Beyond Lichstorm, he enters the watery land of Barey. He is heading onwards to the ocean, where he will be able to fully behold the rays of Tormance’s second sun, Alppain. On the way he meets Krag, who is quite unapologetic about abandoning him on his own on this strange world, and soon after the pair meet up with a third man, Gangnet, whose sympathies for Maskull’s sufferings on this world provokes Krag’s most vehement sarcasm. It soon becomes apparent that Gangnet is Crystalman, that Krag is a being of equal potency, and that the two are old adversaries. Krag says that Maskull is soon going to die.

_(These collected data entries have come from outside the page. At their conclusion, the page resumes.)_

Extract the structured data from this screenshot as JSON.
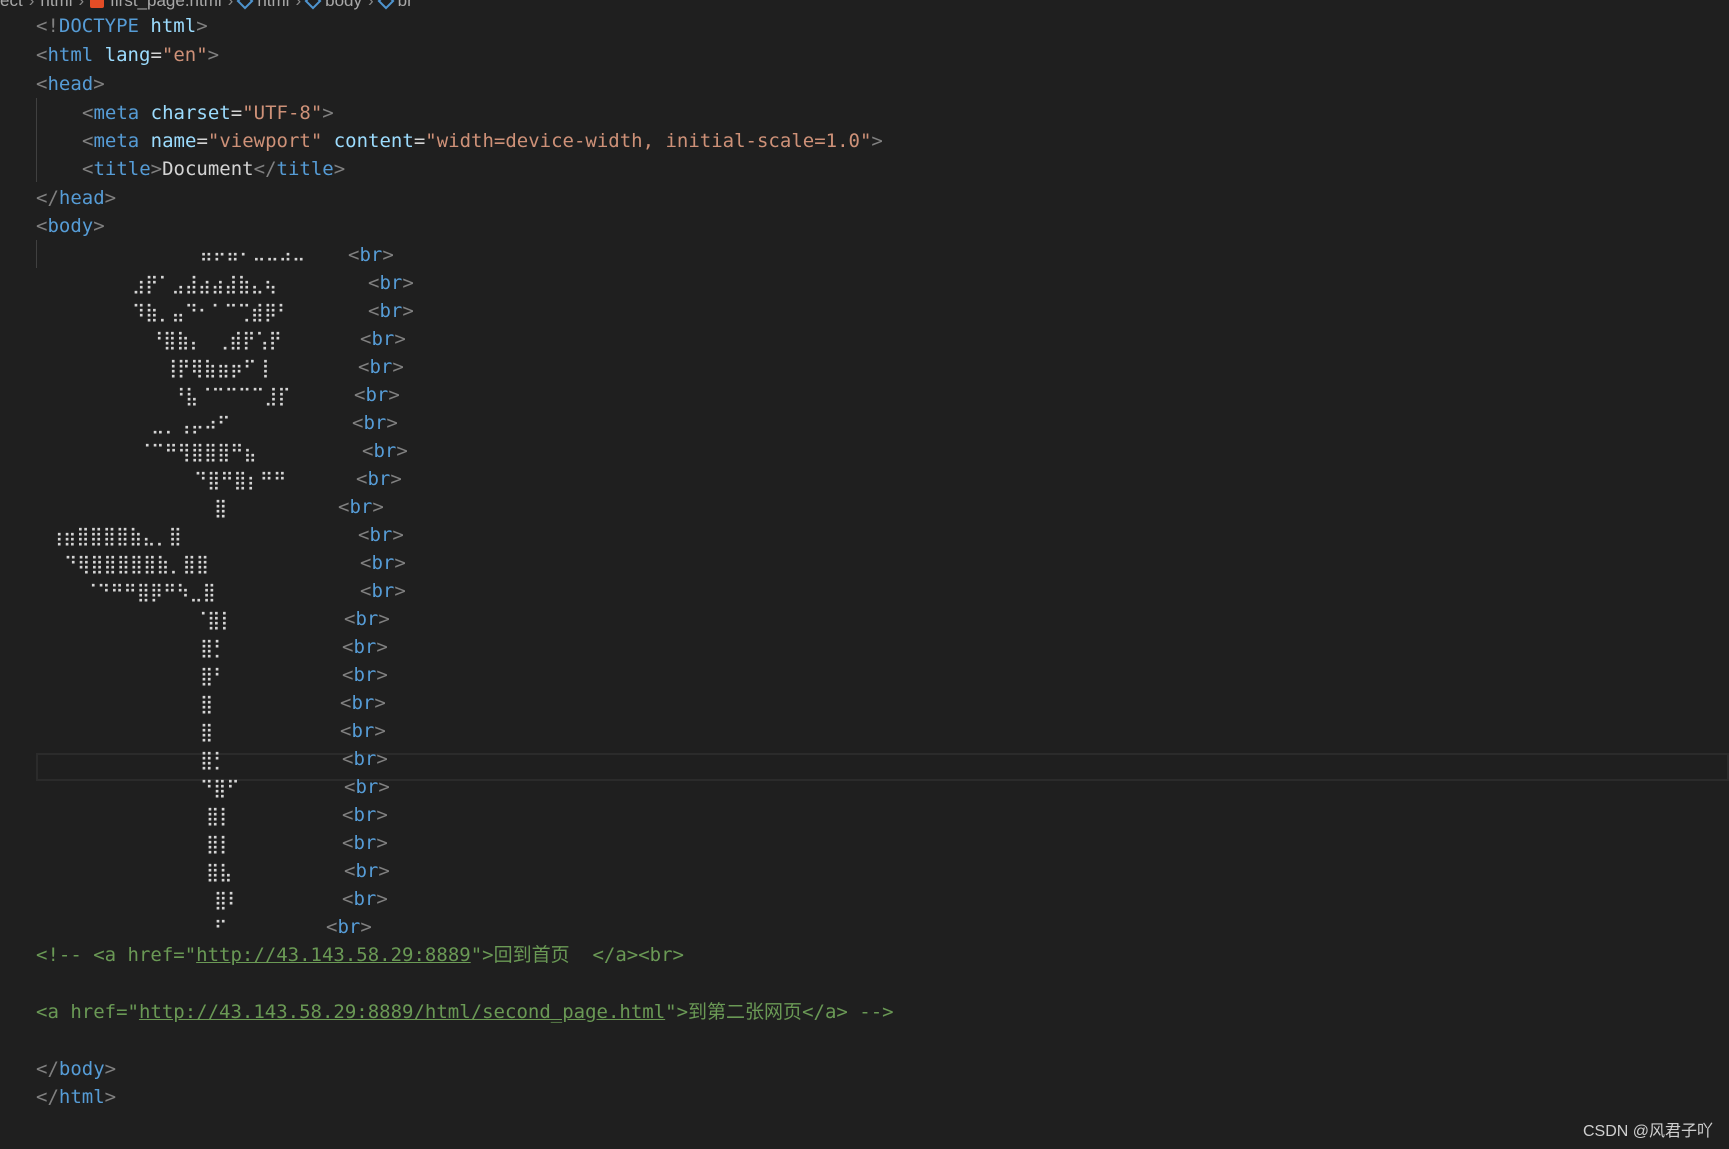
{
  "breadcrumb": {
    "items": [
      "ect",
      "html",
      "first_page.html",
      "html",
      "body",
      "br"
    ]
  },
  "code": {
    "doctype": {
      "open": "<!",
      "keyword": "DOCTYPE",
      "name": "html",
      "close": ">"
    },
    "html_open": {
      "tag": "html",
      "attr": "lang",
      "value": "\"en\""
    },
    "head_open": "head",
    "meta_charset": {
      "tag": "meta",
      "attr": "charset",
      "value": "\"UTF-8\""
    },
    "meta_viewport": {
      "tag": "meta",
      "attr1": "name",
      "value1": "\"viewport\"",
      "attr2": "content",
      "value2": "\"width=device-width, initial-scale=1.0\""
    },
    "title": {
      "tag": "title",
      "text": "Document"
    },
    "head_close": "head",
    "body_open": "body",
    "br_tag": "br",
    "ascii_art": [
      "  ⠶⠖⠶⠂⠤⠤⠴⠤",
      "⣰⡟⠁⣠⣼⣴⣴⣼⣷⣄⢦",
      "⠹⣷⡀⣤⠙⠂⠁⠉⢉⣾⡿⠃",
      "⠘⣿⣷⡄⠀⢀⣾⡟⢡⡟",
      "⢸⡟⢿⣷⣶⡶⠋⢸",
      "⠘⣧⠈⠉⠉⠉⠉⣸⡏",
      "⠀⣀⡀⢠⡤⠴⠋",
      "⠈⠉⠛⢻⣿⣿⣿⠛⣦",
      "⠙⣿⠛⣿⡆⠛⠛",
      "⣿",
      "⢰⣶⣿⣿⣿⣿⣷⣄⡀⣿",
      "⠙⢿⣿⣿⣿⣿⣿⣷⡀⣿⣿",
      "⠈⠙⠛⠛⣿⡿⠛⠳⣀⣿",
      "⠈⣿⡇",
      "⣿⡃",
      "⣿⠃",
      "⣿",
      "⣿",
      "⣿⡃",
      "⠙⣿⠋",
      "⣿⡇",
      "⣿⡇",
      "⣿⣧",
      "⣿⠇",
      "⠋"
    ],
    "comment_line1": {
      "open": "<!-- <a href=\"",
      "url": "http://43.143.58.29:8889",
      "mid": "\">",
      "cjk": "回到首页",
      "end": "  </a><br>"
    },
    "comment_line2": {
      "open": "<a href=\"",
      "url": "http://43.143.58.29:8889/html/second_page.html",
      "mid": "\">",
      "cjk": "到第二张网页",
      "end": "</a> -->"
    },
    "body_close": "body",
    "html_close": "html"
  },
  "watermark": "CSDN @风君子吖",
  "colors": {
    "background": "#1f1f1f",
    "tag": "#569cd6",
    "attribute": "#9cdcfe",
    "string": "#ce9178",
    "comment": "#6a9955",
    "punctuation": "#808080",
    "text": "#d4d4d4"
  }
}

They come to the ocean and set out on it. Gangnet preaches to Maskull of self-abnegation as a way to reconcile him to his coming death; Krag is contemptuous. Maskull has a vision of Krag beating the drum-taps he has heard so many times; Krag says he is beating them on Maskull’s heart.

They enter a foggy region. Gangnet is burned by the light there — it is Muspel-light — and flees, having revealed his (Crystalman’s) true face to be “vulgar, slobbering”. Krag says that the ocean is called Surtur’s Ocean. “Where’s Nightspore?” Maskull asks. Krag replies, “You are Nightspore.”

They pass through the fog to a small island with a tower on it. This, Krag says, is Muspel. Nightspore climbs the stairs of the tower and, through the windows as he climbs, sees a series of visions of Crystalman’s world as it appears from the outside. What these visions reveal is that Crystalman is a malign being feeding off the deaths of human souls, and who, to ensure his supply of such deaths, lures, with the promise of pleasure, these souls from their true home, which is Muspel.

Muspel, then, has been reduced to a tiny, beleaguered island, menaced by the all-surrounding, all-devouring Crystalman. But only Krag, and now Nightspore, know this truth. The book ends with Nightspore vowing to return to Crystalman’s world — to our Earth — so as to continue the fight against their adversary.